Friday’s high temperature of 98 degrees gave Baton Rouge three straight days of record-setting highs, and Saturday’s forecast of 99 degrees suggests that streak will continue.

The National Weather Service Forecast Center said Friday’s high tied the record set in 1911. Wednesday and Thursday’s highs set records of 100 and 103 degrees respectively, according to the NWS. The record of 96 for June 4 was set in 1977.

Improbably, only one month ago Saturday, Baton Rouge hit a record low of 43 degrees on May 4. The high that day was 75 degrees.

High temperatures will likely stay in the upper 90s until Wednesday, state climatologist Barry Keim said.

“Upper 90s is not normal for the summer, actually,” Keim said. “It’s normal to get a few days like this, but this is well above the averages for the summer months.”

Sunday could reach 97 degrees, which would tie the record for that date, according to the weather service.

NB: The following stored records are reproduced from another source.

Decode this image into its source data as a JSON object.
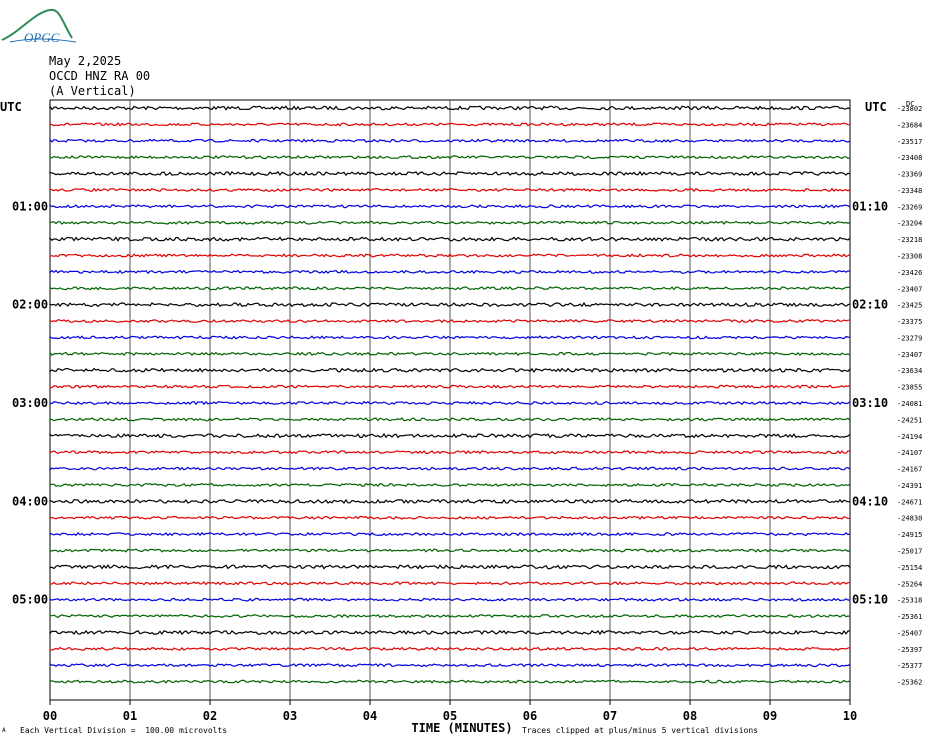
{
  "logo": {
    "text": "OPGC",
    "icon": "ofgc-logo-icon",
    "color": "#2e8b57",
    "text_color": "#1f6fb2"
  },
  "header": {
    "date": "May 2,2025",
    "station": "OCCD HNZ RA 00",
    "component": "(A Vertical)"
  },
  "utc_left": "UTC",
  "utc_right": "UTC",
  "dc_header": "DC",
  "footer": {
    "vertical_division": "Each Vertical Division =  100.00 microvolts",
    "clip_note": "Traces clipped at plus/minus 5 vertical divisions",
    "small_mark": "A"
  },
  "chart_data": {
    "type": "line",
    "title": "",
    "xlabel": "TIME (MINUTES)",
    "ylabel": "",
    "x_ticks": [
      "00",
      "01",
      "02",
      "03",
      "04",
      "05",
      "06",
      "07",
      "08",
      "09",
      "10"
    ],
    "xlim": [
      0,
      10
    ],
    "grid": true,
    "trace_colors": [
      "#000000",
      "#e00000",
      "#0000e0",
      "#006400"
    ],
    "left_time_labels": [
      {
        "trace": 6,
        "label": "01:00"
      },
      {
        "trace": 12,
        "label": "02:00"
      },
      {
        "trace": 18,
        "label": "03:00"
      },
      {
        "trace": 24,
        "label": "04:00"
      },
      {
        "trace": 30,
        "label": "05:00"
      }
    ],
    "right_time_labels": [
      {
        "trace": 6,
        "label": "01:10"
      },
      {
        "trace": 12,
        "label": "02:10"
      },
      {
        "trace": 18,
        "label": "03:10"
      },
      {
        "trace": 24,
        "label": "04:10"
      },
      {
        "trace": 30,
        "label": "05:10"
      }
    ],
    "dc_offsets": [
      "-23802",
      "-23684",
      "-23517",
      "-23408",
      "-23369",
      "-23348",
      "-23269",
      "-23204",
      "-23218",
      "-23308",
      "-23426",
      "-23407",
      "-23425",
      "-23375",
      "-23279",
      "-23407",
      "-23634",
      "-23855",
      "-24081",
      "-24251",
      "-24194",
      "-24107",
      "-24167",
      "-24391",
      "-24671",
      "-24830",
      "-24915",
      "-25017",
      "-25154",
      "-25264",
      "-25318",
      "-25361",
      "-25407",
      "-25397",
      "-25377",
      "-25362"
    ]
  }
}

Monday and Tuesday’s forecasts promise only mild relief with highs dipping to 95 or 96, while next Wednesday may cool to 93, according to the weather service. Thursday and Friday are both projected for 92 degrees.

But it is Louisiana. All these predictions could change well before those dates arrive, Keim said.

“The forecasted numbers will change every few hours, but should stay in the same area,” he said.

Keim cited several reasons for the record heat. The land is dry because of the ongoing drought, which means there’s no evaporation or transpiration to put moisture back into the atmosphere, Keim said.

That means there are fewer clouds to produce rain or absorb the sun’s energy, he explained.

“It’s a whole bunch of things that are kind of compounding on each other,” Keim said.

Emergency Medical Services spokesman Mark Olson said EMS dealt with eight heat-related emergencies from Wednesday through 5 p.m. Friday — compared to none from June 1 to June 7 of 2010.

“It is picking up a little bit earlier than normal because we have higher heat,” he said.

Olson said EMS responded to 30 heat-related emergencies in May, which is not abnormal for a single month.

Olson said most of the emergencies came at Bayou Country Superfest at LSU’s Tiger Stadium during the Memorial Day weekend.

Olson said residents should drink plenty of fluids during the heat wave to avoid exhaustion or cramps.

“The most important thing is to schedule your timeframe in the cooler parts of the day,” Olson said, referring to early in the morning and late in the afternoon.

Mayor-President Kip Holden has advised local residents to use the “buddy system” to check on neighbors’ health, especially the elderly.

The East Baton Rouge Council on Aging has given out 40 fans to elderly in the past week to help them deal with the heat, said Patricia Dyson, executive assistant director.

“That’s not normal, not for this time of the year,” she said.

Wayne Valentine, general manager of Calvin’s Maintenance, said the company has not seen an abnormal spike in air conditioning maintenance this week, but has noticed something odd with functional units.

“Even units that are working properly are having trouble keeping up,” Valentine said. “They just can’t keep up.”